Name: Anonymous 2014-05-23 3:50

Name: Anonymous 2014-05-26 1:08

>>44
The aim of Newspeak is to remove all shades of meaning from language, leaving simple concepts (pleasure and pain, happiness and sadness, goodthink and crimethink) that reinforce the total dominance of the State. Newspeak root words serve as both nouns and verbs, further reducing the total number of words; for example, "think" is both a noun and verb, so the word thought is not required and can be abolished. The party also intends that Newspeak be spoken in staccato rhythms with syllables that are easy to pronounce. This will make speech more automatic and unconscious and reduce the likelihood of thought. (See duckspeak.)

In addition, words with negative meanings are removed as redundant, so "bad" becomes "ungood". Words with comparative and superlative meanings are also simplified, so "better" becomes "gooder", and "best" becomes "goodest". Intensifiers can be added, so "great" became "plusgood", and "excellent" and "splendid" become "doubleplusgood". This ambiguity between comparative/superlative forms and intensified forms is one of the few examples of ambiguity in Newspeak.

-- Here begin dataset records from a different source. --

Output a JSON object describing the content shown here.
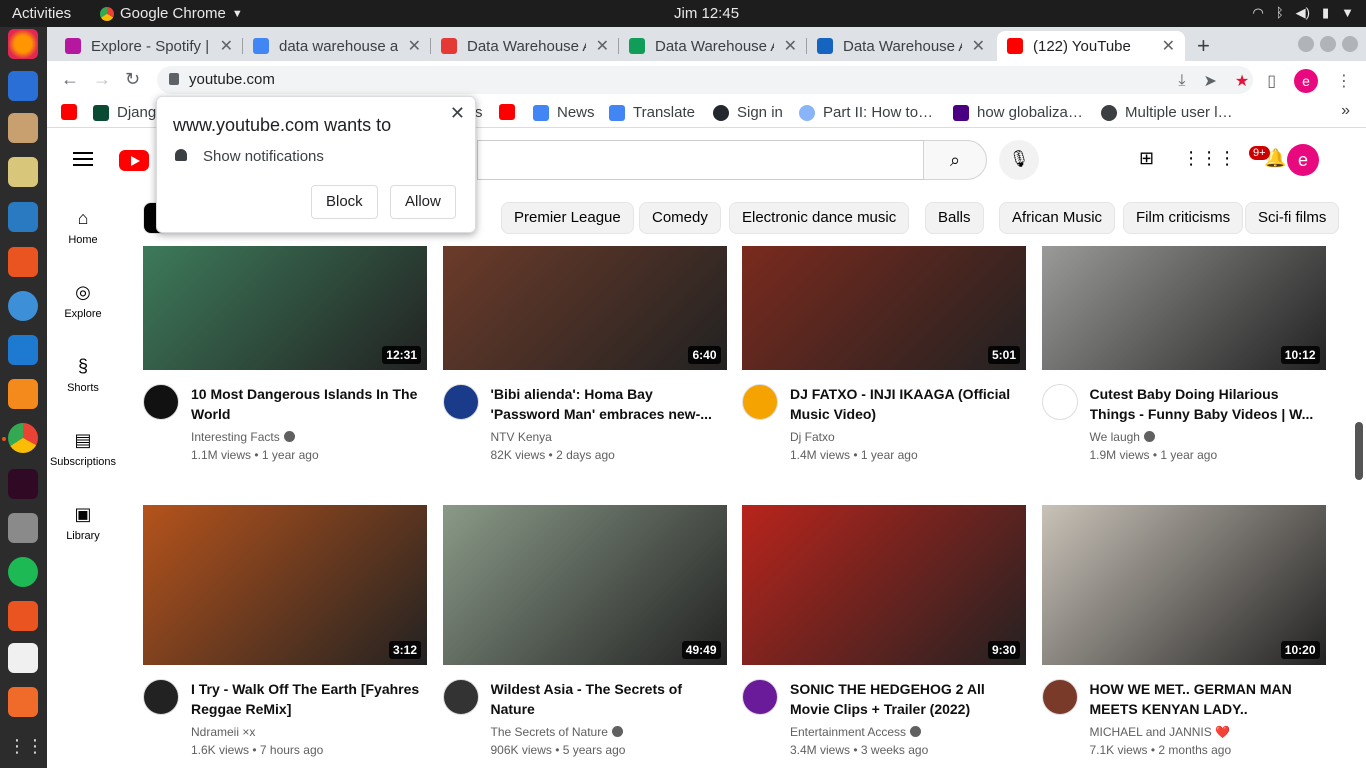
{
  "topbar": {
    "activities": "Activities",
    "app_name": "Google Chrome",
    "clock": "Jim 12:45"
  },
  "tabs": [
    {
      "title": "Explore - Spotify |",
      "color": "#b5179e"
    },
    {
      "title": "data warehouse a",
      "color": "#4285f4"
    },
    {
      "title": "Data Warehouse A",
      "color": "#e53935"
    },
    {
      "title": "Data Warehouse A",
      "color": "#0f9d58"
    },
    {
      "title": "Data Warehouse A",
      "color": "#1565c0"
    },
    {
      "title": "(122) YouTube",
      "color": "#ff0000"
    }
  ],
  "omnibox": {
    "url": "youtube.com"
  },
  "bookmarks": [
    {
      "label": "Djang",
      "color": "#0c4b33"
    },
    {
      "label": "s",
      "color": "#ffffff"
    },
    {
      "label": "",
      "color": "#ff0000"
    },
    {
      "label": "News",
      "color": "#4285f4"
    },
    {
      "label": "Translate",
      "color": "#4285f4"
    },
    {
      "label": "Sign in",
      "color": "#24292f"
    },
    {
      "label": "Part II: How to…",
      "color": "#8ab4f8"
    },
    {
      "label": "how globaliza…",
      "color": "#4b0082"
    },
    {
      "label": "Multiple user l…",
      "color": "#3c4043"
    }
  ],
  "permission": {
    "title": "www.youtube.com wants to",
    "desc": "Show notifications",
    "block": "Block",
    "allow": "Allow"
  },
  "youtube": {
    "notif_count": "9+",
    "avatar_letter": "e",
    "guide": [
      {
        "label": "Home",
        "icon": "home-icon"
      },
      {
        "label": "Explore",
        "icon": "compass-icon"
      },
      {
        "label": "Shorts",
        "icon": "shorts-icon"
      },
      {
        "label": "Subscriptions",
        "icon": "subscriptions-icon"
      },
      {
        "label": "Library",
        "icon": "library-icon"
      }
    ],
    "chips": [
      "Premier League",
      "Comedy",
      "Electronic dance music",
      "Balls",
      "African Music",
      "Film criticisms",
      "Sci-fi films"
    ],
    "videos": [
      {
        "title": "10 Most Dangerous Islands In The World",
        "channel": "Interesting Facts",
        "verified": true,
        "views": "1.1M views",
        "age": "1 year ago",
        "duration": "12:31",
        "thumb": "#3d7a5a",
        "avatar": "#111111"
      },
      {
        "title": "'Bibi alienda': Homa Bay 'Password Man' embraces new-...",
        "channel": "NTV Kenya",
        "verified": false,
        "views": "82K views",
        "age": "2 days ago",
        "duration": "6:40",
        "thumb": "#6b3b2a",
        "avatar": "#1a3a8a"
      },
      {
        "title": "DJ FATXO - INJI IKAAGA (Official Music Video)",
        "channel": "Dj Fatxo",
        "verified": false,
        "views": "1.4M views",
        "age": "1 year ago",
        "duration": "5:01",
        "thumb": "#7a2a1e",
        "avatar": "#f4a300"
      },
      {
        "title": "Cutest Baby Doing Hilarious Things - Funny Baby Videos | W...",
        "channel": "We laugh",
        "verified": true,
        "views": "1.9M views",
        "age": "1 year ago",
        "duration": "10:12",
        "thumb": "#9a9a98",
        "avatar": "#ffffff"
      },
      {
        "title": "I Try - Walk Off The Earth [Fyahres Reggae ReMix]",
        "channel": "Ndrameii ×x",
        "verified": false,
        "views": "1.6K views",
        "age": "7 hours ago",
        "duration": "3:12",
        "thumb": "#b5531c",
        "avatar": "#222222"
      },
      {
        "title": "Wildest Asia - The Secrets of Nature",
        "channel": "The Secrets of Nature",
        "verified": true,
        "views": "906K views",
        "age": "5 years ago",
        "duration": "49:49",
        "thumb": "#8a9a88",
        "avatar": "#333333"
      },
      {
        "title": "SONIC THE HEDGEHOG 2 All Movie Clips + Trailer (2022)",
        "channel": "Entertainment Access",
        "verified": true,
        "views": "3.4M views",
        "age": "3 weeks ago",
        "duration": "9:30",
        "thumb": "#b8241c",
        "avatar": "#6a1b9a"
      },
      {
        "title": "HOW WE MET.. GERMAN MAN MEETS KENYAN LADY..",
        "channel": "MICHAEL and JANNIS ❤️",
        "verified": false,
        "views": "7.1K views",
        "age": "2 months ago",
        "duration": "10:20",
        "thumb": "#c9c2b8",
        "avatar": "#7a3a2a"
      }
    ]
  }
}
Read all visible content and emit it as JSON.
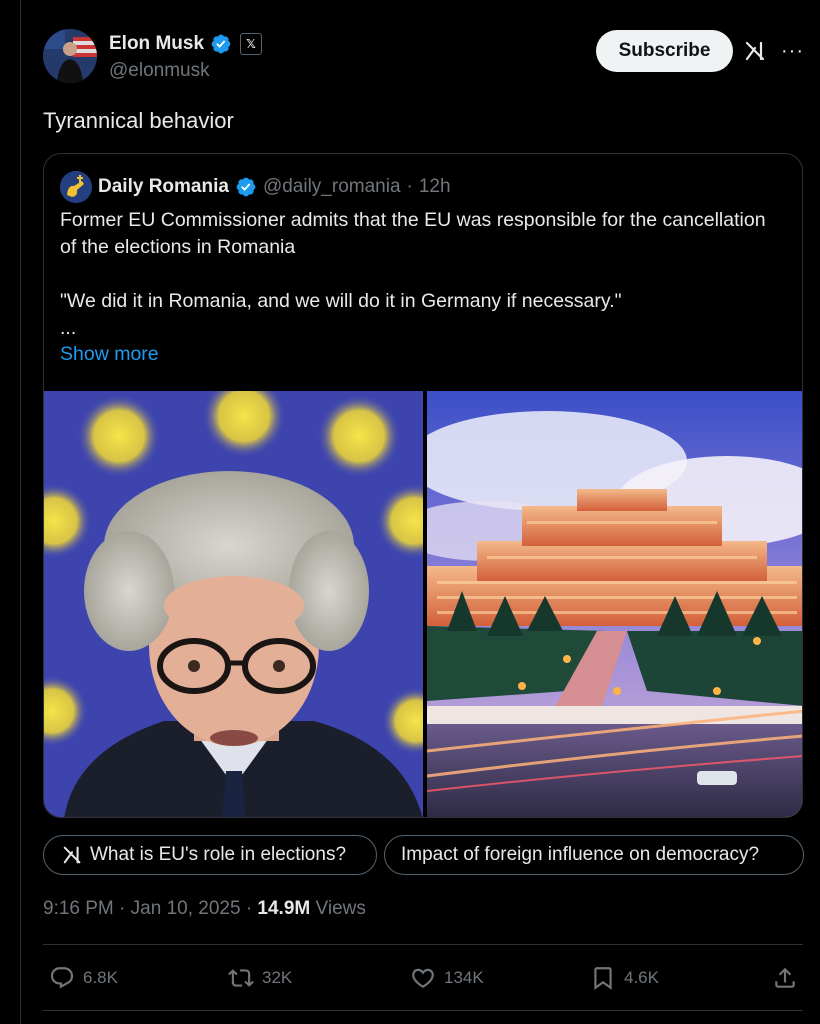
{
  "post": {
    "author_name": "Elon Musk",
    "author_handle": "@elonmusk",
    "x_badge": "𝕏",
    "subscribe_label": "Subscribe",
    "more_label": "···",
    "text": "Tyrannical behavior"
  },
  "quote": {
    "author_name": "Daily Romania",
    "author_handle": "@daily_romania",
    "separator": "·",
    "time": "12h",
    "line1": "Former EU Commissioner admits that the EU was responsible for the cancellation of the elections in Romania",
    "line2": "\"We did it in Romania, and we will do it in Germany if necessary.\"",
    "ellipsis": "...",
    "show_more": "Show more"
  },
  "chips": [
    {
      "label": "What is EU's role in elections?",
      "icon": "grok-icon"
    },
    {
      "label": "Impact of foreign influence on democracy?"
    }
  ],
  "meta": {
    "time": "9:16 PM",
    "dot1": "·",
    "date": "Jan 10, 2025",
    "dot2": "·",
    "views_count": "14.9M",
    "views_label": "Views"
  },
  "actions": {
    "replies": "6.8K",
    "reposts": "32K",
    "likes": "134K",
    "bookmarks": "4.6K"
  },
  "colors": {
    "background": "#000000",
    "text": "#e7e9ea",
    "muted": "#71767b",
    "link": "#1d9bf0",
    "verified": "#1d9bf0",
    "border": "#2f3336"
  }
}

Adjectives are formed by adding the suffix "-ful" to a root word (e.g., "goodthinkful", orthodox in thought), and adverbs by adding "-wise" ("goodthinkwise", in an orthodox manner).

This would, of course, not prevent heretical statements such as "Big Brother is ungood," but not only would this statement sound absurd in the ears of the politically orthodox, it would also be impossible to understand exactly what the statement means since all concepts and words that can be used to argue against Big Brother would be eradicated from the language.

Some of the constructions in Newspeak, such as "ungood," are characteristic of agglutinative languages, although foreign to English. It is possible that Orwell modeled aspects of Newspeak on Esperanto; for example, "ungood" is constructed similarly to the Esperanto word malbona. Orwell had been exposed to Esperanto in 1927 when living in Paris with his aunt Ellen Kate Limouzin and her husband Eugène Lanti, a prominent Esperantist and International Communist.